Of course, as well, the gist of this storyline was meant to convey that Alfie knew Kat better than anyone. The tender kiss with which she left him as she said goodbye to the kids at Donna's, and the mention of a nice memory from Málaga was enough to set Alfie's mind racing. Seeing that Kat had given Tommy her market moneybag sealed his suspicion. The opened window and the sound of Kat's mobile ringing as Alfie stood outside convinced him that something was truly wrong.

Shane Richie's signature piece has got to be the breaking down of a door by kicking it in.

I guess this time, Kat was going to make doubly sure that she did herself in - first take an overdose and then cut her wrists, with a reverse psychology note on the bathroom door advising people to KEEP OUT.

Alfie was like a dog with a bone, thinking he'd rescued her, only to have her keel over from the overdose. Kat's actions were all caught up in Harry coming back to haunt her and Alfie setting the fire, yet trusting him to look after the children and wanting him to remember their best memory of Spain.

I actually thought the arrival of the paramedics with Stacey coming in deserved the duff-duff, but there you go.

I suppose Alfie will have redeemed himself by rescuing Kat from her darkest demons and by supporting her from her on out. If they reunite the Moons again, they have to end the con scams and the infidelity. We've been there and done that enough times, and the couple has to be settled into stability and different sorts of storylines. If TPTB aren't willing to do that, then, by all means, send them off, millionaires, to Australia.

The Inevitable Truth. Oh, dear, the Carters tonight. That was much ado about nothing. Mick's back in rallying-the-troops mood to go see Stan, whilst Shirley turns up, hungover and bemused by Nancy's voicemail from the night before. 

The Carter emphasis in tonight's episode concerned Shirley finally being apprised of what happened the night of the Beale wedding, in the cellar, between Mick and Dean.

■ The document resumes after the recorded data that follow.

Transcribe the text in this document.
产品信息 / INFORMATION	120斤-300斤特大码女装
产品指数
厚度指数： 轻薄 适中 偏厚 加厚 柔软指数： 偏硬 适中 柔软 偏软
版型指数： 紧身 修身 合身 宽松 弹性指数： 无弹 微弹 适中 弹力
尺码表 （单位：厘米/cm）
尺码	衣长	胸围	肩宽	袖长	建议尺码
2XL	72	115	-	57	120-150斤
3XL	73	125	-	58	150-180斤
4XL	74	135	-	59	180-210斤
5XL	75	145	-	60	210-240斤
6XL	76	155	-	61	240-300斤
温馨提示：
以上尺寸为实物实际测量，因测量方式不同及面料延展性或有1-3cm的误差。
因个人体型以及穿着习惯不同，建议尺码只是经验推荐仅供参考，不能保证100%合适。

Nancy, who believes the worst, finally tells her - but only because Stan has been asking for Dean.

One little niggle: Nancy told Shirley that she'd been wanting to tell her this for months, when the incident between Dean and Mick happened little over a month ago, the night of Ian's wedding. So Dean's been vanished for little over a month, and Nancy's been wanting to tell Shirley for months? How about for weeks, O'Mahoney?

The confrontation was all over the place, grounded only by Linda Henry's superb performance. Faced with the tragic possibility that her older secret son may have killed the younger one is too much for her. In an instant, you see the conflicting emotions run over her face, as she struggles to comprehend what this means, and we struggle to understand the truth. Could it be that Mick was finally, ultimately telling the truth - that he walked back into the cellar, Dean was on his feet and walked out of his own volition? It appears so. Lee believed him. Linda believed him. but then it's unclear whether or not Shirley believes that Dean did rape Linda, because at one point in the confrontation, Shirley's blaming Linda for Dean's disappearance and intimating that she's lying about the rape again.

The core of contention was Shirley wanting to go directly to Stan's bedside in order to inform him that Mick had killed Dean, a propostion so horrifying that, as Shirley ascertains, the other Carters, the Court Jester included, close ranks against her, warning her that she'd be on her own again if she entertained disrupting Stan's last days with upset and quarrelling.

And then the piece de resistance duff-duff ... Dean returns with Buster Bloodvessel.